As we know, self-confidence is something we continue building for the rest of our lives making it a journey versus a destination. Biles says she’s currently working on building her self-confidence to be as strong outside of the gym as it is when she’s inside.
“I always felt super confident in the gym and then kind of a little bit lost in the world,” she says. However, now she knows what she wants to accomplish beyond the gym and has goals she’s working towards. It may not seem like she has much confidence to build in the gym, but after a two-year break, the gymnast is working through self-doubt, “especially after everything that happened in Tokyo,” she says. Biles pulled out of the team finals during the Olympics due to mental health challenges.
“I still go to weekly therapy and I think that’s a really wonderful thing.
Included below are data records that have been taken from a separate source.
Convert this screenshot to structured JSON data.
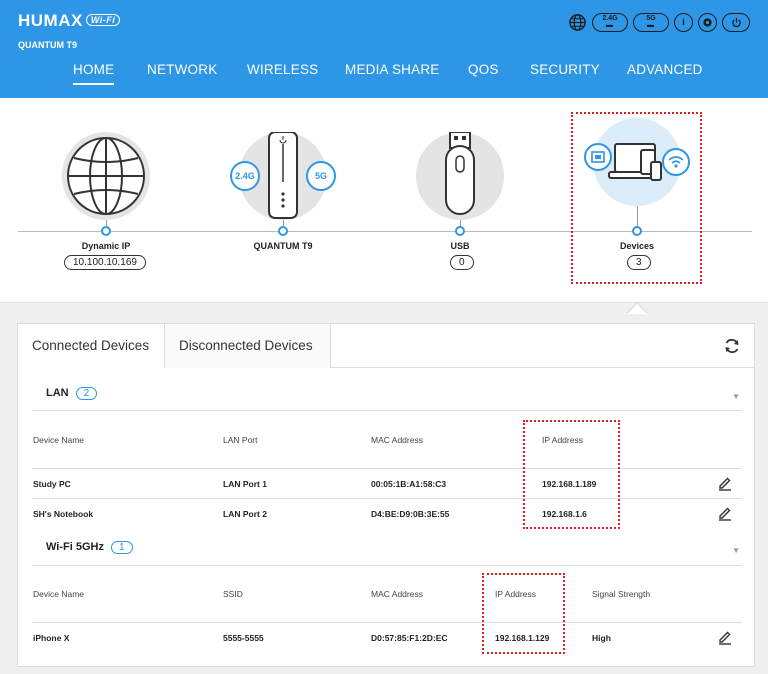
{
  "header": {
    "brand": "HUMAX",
    "brand_badge": "Wi-Fi",
    "model": "QUANTUM T9",
    "icons": {
      "globe": "globe-icon",
      "band_24": "2.4G",
      "band_5": "5G",
      "info": "i",
      "settings": "gear-icon",
      "power": "power-icon"
    },
    "nav": [
      {
        "label": "HOME",
        "active": true
      },
      {
        "label": "NETWORK"
      },
      {
        "label": "WIRELESS"
      },
      {
        "label": "MEDIA SHARE"
      },
      {
        "label": "QOS"
      },
      {
        "label": "SECURITY"
      },
      {
        "label": "ADVANCED"
      }
    ]
  },
  "topology": {
    "internet": {
      "label": "Dynamic IP",
      "value": "10.100.10.169"
    },
    "router": {
      "label": "QUANTUM T9",
      "band_24": "2.4G",
      "band_5": "5G"
    },
    "usb": {
      "label": "USB",
      "value": "0"
    },
    "devices": {
      "label": "Devices",
      "value": "3"
    }
  },
  "panel": {
    "tabs": [
      {
        "label": "Connected Devices",
        "active": true
      },
      {
        "label": "Disconnected Devices"
      }
    ],
    "lan": {
      "title": "LAN",
      "count": "2",
      "headers": [
        "Device Name",
        "LAN Port",
        "MAC Address",
        "IP Address"
      ],
      "rows": [
        {
          "name": "Study PC",
          "port": "LAN Port 1",
          "mac": "00:05:1B:A1:58:C3",
          "ip": "192.168.1.189"
        },
        {
          "name": "SH's Notebook",
          "port": "LAN Port 2",
          "mac": "D4:BE:D9:0B:3E:55",
          "ip": "192.168.1.6"
        }
      ]
    },
    "wifi5": {
      "title": "Wi-Fi 5GHz",
      "count": "1",
      "headers": [
        "Device Name",
        "SSID",
        "MAC Address",
        "IP Address",
        "Signal Strength"
      ],
      "rows": [
        {
          "name": "iPhone X",
          "ssid": "5555-5555",
          "mac": "D0:57:85:F1:2D:EC",
          "ip": "192.168.1.129",
          "signal": "High"
        }
      ]
    }
  },
  "colors": {
    "brand_blue": "#2d96e6",
    "highlight_red": "#e02020"
  }
}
And, it was kind of a taboo topic before the last Olympics, before you have Kevin Love, Naomi Osaka, me speaking about mental health. I think it helps so many people around the world because I feel like everybody is fighting something that most people might not recognize or know,” she says.
Aside from therapy, her support system keeps her grounded and she has a wholesome one. Her NFL-playing husband Jonathan Owens is always rooting for her out loud in addition to her parents, friends and family.
“I have a really great family. I have a great husband. I have great agents, doctors, everyone that I surround myself with, everybody has helped. I really do think it takes a village and we kind of have all curated me to who I am today. So I can’t take the credit alone every time I go up and I stand on that podium and whether it’s gold medal, bronze medal, whatever it is, I feel like it’s not just for me, it’s for everybody who has helped me get there,” she says.
Before getting back to dazzling an audience on a mat, Biles has a final message for the young people out there.
“I would say fake it ’til you make it. That really helped me kind of lean into that character of who I wanted to be and who I wanted to become,” she says.
I tell her faking it until you make it is a form of manifestation anyway–you just believe that you are until you are. She agrees.